Foi ela quem deu o ultimato, radicalizou o que seria simples: só se a Kelly também estiver conosco. Kelly não era a tentação encarnada. Kelly era uma amiga, mais dela que minha, figura sempre presente no nosso boteco diário, um tipo de mulher bonita, desejada, com certeza ouviria galanteios em qualquer canteiro de obras desta cidade em plena expansão. Mas ainda assim eu sabia que ela toparia na mesma hora a proposta de dormir conosco. Arquitetava-se diante de meus olhos, muito antes do esperado, a minha maior fantasia. A única fantasia sexual que eu ainda não havia realizado na minha boemia pós-universitária.
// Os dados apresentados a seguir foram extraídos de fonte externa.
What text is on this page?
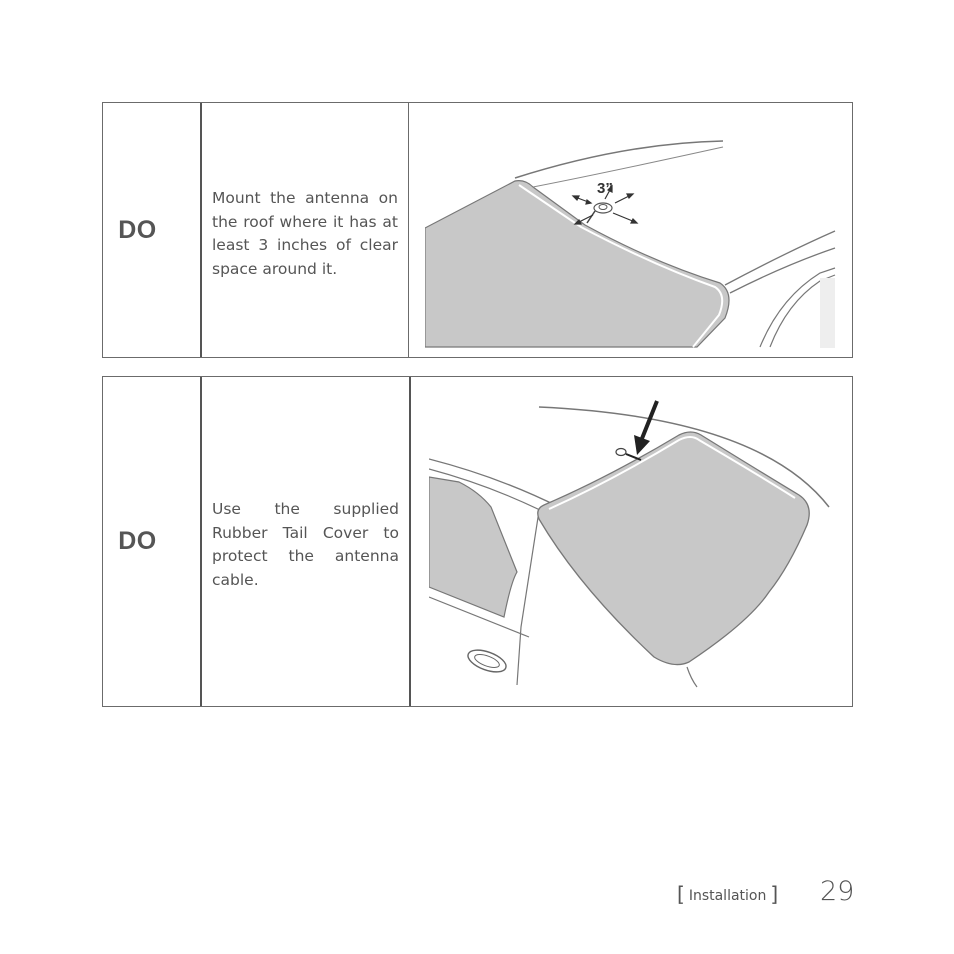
DO
Mount the antenna on the roof where it has at least 3 inches of clear space around it.
3”
DO
Use the supplied Rubber Tail Cover to protect the antenna cable.
[ Installation ] 29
A única fantasia sexual que me mantinha afastado da promessa que fiz: pedir finalmente minha namorada em casamento quando as tivesse realizado por completo.

Julia não podia entender, ela estava longe da possibilidade de se casar. Acabamos nos desentendendo, não fui capaz de dobrá-la. Mas nem mesmo ela seria capaz de me convencer a viabilizar meu casamento com um ménage à trois nesta noite.

Sou um homem de poucos, porém válidos, princípios.

Talvez Kelly aceite apenas uma noite tórrida de sexo tradicional.